Die nächste humanitäre Katastrophe steht bereits vor der Tür

 

Selbst in Somalia bröckelt die Allianz gegen die Extremisten spürbar. Präsident Hassan Sheikh Mohamud muss sich derzeit dem Vorwurf der Veruntreuung von Staatsgeldern erwehren und ist damit scheinbar so beschäftigt, dass der Kampf gegen Al-Shabaab etwas zu kurz kommt.

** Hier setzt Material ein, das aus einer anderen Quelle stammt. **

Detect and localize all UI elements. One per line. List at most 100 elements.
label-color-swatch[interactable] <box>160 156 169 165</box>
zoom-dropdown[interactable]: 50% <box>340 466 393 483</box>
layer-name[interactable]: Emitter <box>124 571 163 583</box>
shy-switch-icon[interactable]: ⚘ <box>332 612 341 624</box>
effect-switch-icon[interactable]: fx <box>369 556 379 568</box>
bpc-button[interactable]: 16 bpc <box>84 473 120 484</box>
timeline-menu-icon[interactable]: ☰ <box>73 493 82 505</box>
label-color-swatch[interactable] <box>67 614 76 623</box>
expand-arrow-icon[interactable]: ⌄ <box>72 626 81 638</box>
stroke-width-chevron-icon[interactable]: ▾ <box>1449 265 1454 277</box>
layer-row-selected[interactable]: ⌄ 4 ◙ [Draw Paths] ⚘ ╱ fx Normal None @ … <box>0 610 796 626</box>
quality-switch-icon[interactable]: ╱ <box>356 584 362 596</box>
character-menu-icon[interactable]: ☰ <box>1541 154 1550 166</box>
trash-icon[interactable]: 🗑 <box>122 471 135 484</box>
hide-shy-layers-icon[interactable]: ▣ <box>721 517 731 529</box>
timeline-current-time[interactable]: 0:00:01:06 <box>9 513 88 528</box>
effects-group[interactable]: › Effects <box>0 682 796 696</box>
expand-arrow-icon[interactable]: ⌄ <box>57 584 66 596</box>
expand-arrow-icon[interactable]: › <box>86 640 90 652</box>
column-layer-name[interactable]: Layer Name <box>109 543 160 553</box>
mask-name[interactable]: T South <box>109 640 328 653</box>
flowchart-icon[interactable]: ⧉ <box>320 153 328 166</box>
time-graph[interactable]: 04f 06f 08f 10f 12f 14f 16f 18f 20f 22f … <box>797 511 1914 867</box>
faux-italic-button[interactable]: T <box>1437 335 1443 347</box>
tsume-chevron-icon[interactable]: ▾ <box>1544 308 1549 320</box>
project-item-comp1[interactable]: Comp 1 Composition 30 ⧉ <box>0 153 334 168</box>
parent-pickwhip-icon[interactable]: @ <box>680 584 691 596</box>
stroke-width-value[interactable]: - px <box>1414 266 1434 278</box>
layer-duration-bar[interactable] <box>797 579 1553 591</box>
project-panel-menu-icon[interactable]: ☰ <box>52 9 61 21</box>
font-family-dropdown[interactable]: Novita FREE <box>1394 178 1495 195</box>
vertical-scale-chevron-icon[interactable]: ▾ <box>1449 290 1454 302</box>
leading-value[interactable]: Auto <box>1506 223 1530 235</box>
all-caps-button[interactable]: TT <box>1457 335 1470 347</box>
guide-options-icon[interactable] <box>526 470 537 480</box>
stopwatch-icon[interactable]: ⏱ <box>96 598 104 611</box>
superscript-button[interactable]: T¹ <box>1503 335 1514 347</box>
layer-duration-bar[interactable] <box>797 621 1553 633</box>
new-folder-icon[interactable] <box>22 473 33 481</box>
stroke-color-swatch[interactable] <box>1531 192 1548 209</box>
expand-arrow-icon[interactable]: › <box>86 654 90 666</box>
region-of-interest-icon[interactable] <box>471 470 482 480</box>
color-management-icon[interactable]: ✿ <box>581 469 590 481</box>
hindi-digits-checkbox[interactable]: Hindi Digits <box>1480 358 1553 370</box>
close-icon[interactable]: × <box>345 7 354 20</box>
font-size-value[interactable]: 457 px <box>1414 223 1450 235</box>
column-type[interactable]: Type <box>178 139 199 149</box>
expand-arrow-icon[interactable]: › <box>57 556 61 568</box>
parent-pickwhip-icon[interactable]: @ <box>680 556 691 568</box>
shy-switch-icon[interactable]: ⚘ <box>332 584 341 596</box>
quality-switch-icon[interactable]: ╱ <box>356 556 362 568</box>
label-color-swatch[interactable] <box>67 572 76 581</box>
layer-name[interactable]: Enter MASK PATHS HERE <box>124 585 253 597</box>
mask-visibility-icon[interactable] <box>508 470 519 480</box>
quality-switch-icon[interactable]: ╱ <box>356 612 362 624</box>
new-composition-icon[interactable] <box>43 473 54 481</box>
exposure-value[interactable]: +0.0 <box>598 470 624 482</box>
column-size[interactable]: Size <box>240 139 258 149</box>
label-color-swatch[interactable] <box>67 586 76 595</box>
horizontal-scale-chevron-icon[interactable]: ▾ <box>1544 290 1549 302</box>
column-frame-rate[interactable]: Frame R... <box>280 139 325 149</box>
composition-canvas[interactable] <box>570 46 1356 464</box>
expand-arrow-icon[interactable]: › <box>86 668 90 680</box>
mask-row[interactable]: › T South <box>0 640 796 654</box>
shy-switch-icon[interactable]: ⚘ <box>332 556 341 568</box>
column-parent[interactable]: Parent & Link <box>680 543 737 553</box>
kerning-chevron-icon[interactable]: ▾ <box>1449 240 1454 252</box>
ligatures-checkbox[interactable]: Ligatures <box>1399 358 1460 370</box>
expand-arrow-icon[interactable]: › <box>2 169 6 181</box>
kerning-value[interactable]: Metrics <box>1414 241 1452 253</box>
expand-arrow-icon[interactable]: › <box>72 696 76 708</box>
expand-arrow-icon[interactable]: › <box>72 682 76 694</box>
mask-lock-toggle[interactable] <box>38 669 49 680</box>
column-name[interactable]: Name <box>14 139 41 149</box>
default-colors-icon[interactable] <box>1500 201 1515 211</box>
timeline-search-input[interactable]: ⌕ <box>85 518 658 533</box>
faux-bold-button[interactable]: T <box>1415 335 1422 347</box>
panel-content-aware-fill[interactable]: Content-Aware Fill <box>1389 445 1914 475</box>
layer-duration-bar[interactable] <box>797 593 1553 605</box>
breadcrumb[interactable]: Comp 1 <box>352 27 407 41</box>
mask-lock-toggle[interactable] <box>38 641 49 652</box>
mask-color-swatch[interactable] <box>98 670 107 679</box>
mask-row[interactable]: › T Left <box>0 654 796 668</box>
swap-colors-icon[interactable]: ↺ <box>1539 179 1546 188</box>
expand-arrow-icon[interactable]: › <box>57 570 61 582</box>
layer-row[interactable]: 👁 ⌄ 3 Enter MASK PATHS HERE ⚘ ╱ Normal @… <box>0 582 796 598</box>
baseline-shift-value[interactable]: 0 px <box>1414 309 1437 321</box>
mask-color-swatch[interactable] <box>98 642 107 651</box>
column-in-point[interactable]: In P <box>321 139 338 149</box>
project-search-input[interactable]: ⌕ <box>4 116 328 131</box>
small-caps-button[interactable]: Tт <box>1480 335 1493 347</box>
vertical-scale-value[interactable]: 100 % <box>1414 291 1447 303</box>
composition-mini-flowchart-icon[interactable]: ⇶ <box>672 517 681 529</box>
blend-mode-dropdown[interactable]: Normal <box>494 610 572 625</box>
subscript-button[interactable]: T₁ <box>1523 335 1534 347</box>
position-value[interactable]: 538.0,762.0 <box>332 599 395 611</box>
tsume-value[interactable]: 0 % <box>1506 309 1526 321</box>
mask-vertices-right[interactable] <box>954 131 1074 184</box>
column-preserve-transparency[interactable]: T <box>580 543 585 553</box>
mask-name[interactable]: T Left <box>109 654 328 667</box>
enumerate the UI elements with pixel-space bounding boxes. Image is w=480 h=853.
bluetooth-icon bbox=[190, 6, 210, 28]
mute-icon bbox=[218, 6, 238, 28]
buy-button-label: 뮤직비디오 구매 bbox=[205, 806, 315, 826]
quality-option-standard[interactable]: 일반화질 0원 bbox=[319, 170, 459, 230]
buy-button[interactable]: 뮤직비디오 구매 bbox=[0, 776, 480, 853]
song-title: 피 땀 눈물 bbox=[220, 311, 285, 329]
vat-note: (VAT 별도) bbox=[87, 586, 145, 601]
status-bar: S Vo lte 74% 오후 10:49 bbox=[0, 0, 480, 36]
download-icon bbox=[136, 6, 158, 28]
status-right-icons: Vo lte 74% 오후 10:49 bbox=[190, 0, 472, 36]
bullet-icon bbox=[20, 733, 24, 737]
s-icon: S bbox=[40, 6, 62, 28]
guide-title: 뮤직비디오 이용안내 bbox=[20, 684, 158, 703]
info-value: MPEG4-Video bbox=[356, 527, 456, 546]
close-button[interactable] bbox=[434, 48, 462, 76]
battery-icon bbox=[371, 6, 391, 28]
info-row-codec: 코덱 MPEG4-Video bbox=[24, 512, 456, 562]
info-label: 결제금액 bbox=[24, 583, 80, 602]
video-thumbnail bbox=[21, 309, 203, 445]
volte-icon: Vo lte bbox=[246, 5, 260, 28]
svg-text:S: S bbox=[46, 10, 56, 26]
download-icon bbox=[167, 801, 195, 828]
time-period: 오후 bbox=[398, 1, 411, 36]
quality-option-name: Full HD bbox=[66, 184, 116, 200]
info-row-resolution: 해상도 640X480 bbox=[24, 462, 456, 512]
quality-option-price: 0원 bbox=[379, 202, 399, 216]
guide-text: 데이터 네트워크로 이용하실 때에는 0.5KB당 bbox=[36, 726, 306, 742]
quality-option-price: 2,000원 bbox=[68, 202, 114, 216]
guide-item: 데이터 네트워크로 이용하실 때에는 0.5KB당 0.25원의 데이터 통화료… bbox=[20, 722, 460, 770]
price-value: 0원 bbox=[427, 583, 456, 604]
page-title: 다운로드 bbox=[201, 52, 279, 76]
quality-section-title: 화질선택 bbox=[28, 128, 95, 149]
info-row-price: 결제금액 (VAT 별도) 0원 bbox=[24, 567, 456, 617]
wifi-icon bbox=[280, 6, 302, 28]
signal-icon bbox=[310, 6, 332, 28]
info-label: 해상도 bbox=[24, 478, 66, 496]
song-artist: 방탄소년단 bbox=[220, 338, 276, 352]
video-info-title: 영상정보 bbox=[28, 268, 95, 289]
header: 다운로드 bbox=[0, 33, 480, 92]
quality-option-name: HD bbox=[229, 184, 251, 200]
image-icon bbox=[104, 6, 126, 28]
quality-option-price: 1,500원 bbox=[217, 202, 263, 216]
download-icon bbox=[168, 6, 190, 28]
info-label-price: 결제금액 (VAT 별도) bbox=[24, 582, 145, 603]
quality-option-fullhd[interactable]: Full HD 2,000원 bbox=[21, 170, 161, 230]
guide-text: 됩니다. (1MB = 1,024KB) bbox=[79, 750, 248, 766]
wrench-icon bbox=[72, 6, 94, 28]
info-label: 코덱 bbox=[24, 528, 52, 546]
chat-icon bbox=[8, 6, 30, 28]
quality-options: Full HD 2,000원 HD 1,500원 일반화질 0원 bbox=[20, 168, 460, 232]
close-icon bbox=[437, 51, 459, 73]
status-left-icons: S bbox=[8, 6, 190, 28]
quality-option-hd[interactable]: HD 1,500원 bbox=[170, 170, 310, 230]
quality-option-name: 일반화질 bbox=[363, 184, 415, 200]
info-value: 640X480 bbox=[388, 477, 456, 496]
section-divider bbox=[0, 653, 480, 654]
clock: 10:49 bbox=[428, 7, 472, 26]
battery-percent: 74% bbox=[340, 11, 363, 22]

Gleichzeitig rekrutieren die Islamisten immer mehr Kinder und Jugendliche und machen damit ihrem Namen »Harakat Al-Shabaab Al-Mujahideen – Bewegung der Mujahideen-Jugend« alle Ehre.

 

Abseits der Hauptstadt verschwimmen unterdessen die Linien. Die schlagkräftige Ras-Kamboni-Miliz unter Führung von Ahmed Madobe, dem Verstrickungen in den Bombenangriff auf ein Hotel in Mombasa im Jahr 2010 nachgesagt werden, bei dem 13 Menschen starben, kämpfte lange Zeit an der Seite der Al-Shabaab. Doch dann wechselte Madobe die Seiten und unterstützte kenianische Truppen bei der Befreiung von Kismayo.

 

Heute regiert er dort weitgehend unabhängig und mit harter Hand, ohne dass die somalische Regierung ihn daran hindern würde. Die verschiedenen Clans des Landes, einzig im Kampf gegen Al-Shabaab vereint, verbindet außer einer tiefliegenden Feindschaft untereinander nicht viel – sie werden das Land nicht zusammenhalten können. Doch ein Blick auf das nach Unabhängigkeit strebende Somaliland macht Hoffnung. Dort hat sich abseits jeglichen medialen Interesses und ganz ohne die Intervention ausländischer Akteure inzwischen ein stabiles staatliches Gebilde entwickelt, das als Musterbeispiel für die Region dienen könnte.

 

Doch die seit 2005 angestrebte Anerkennung als eigenständiger Staat  durch die internationale Gemeinschaft ist bislang ausgeblieben – aus Angst, dies würde den Friedensprozess in Somalia gefährden. Vielleicht wäre es aber genau das, was die Region jetzt braucht. Zwar hat sich in den vergangenen Jahren viel getan am Horn von Afrika, doch solange mehr als die Hälfte des Landes noch unter der Kontrolle von Terroristen ist, eine nicht mehrheitsfähige Regierung sich mehr mit sich selbst als mit den Problemen des Landes beschäftigt und bei Schusswechseln und Sprengstoffangriffen Tag für Tag Menschen sterben, bleibt die Zukunft Somalias ungewiss.

 

Darüber hinaus kündigt sich in dem krisengeschüttelten Land bereits die nächste Katastrophe an: Laut UN sind aufgrund einer anhaltenden Dürre mehr als 250.000 Menschen akut vom Hungertod bedroht. Von Normalität und Stabilität kann also keine Rede sein. Der somalische Patient ist noch lange nicht tot. Doch ob und wann er sich soweit erholt, so dass eine Rückkehr für die weltweit in der Diaspora lebenden Somalis wieder erstrebenswert wird und die mehr als 700.000 in Flüchtlingslagern lebenden Menschen wieder nach Hause zurückkehren können, steht noch in den Sternen.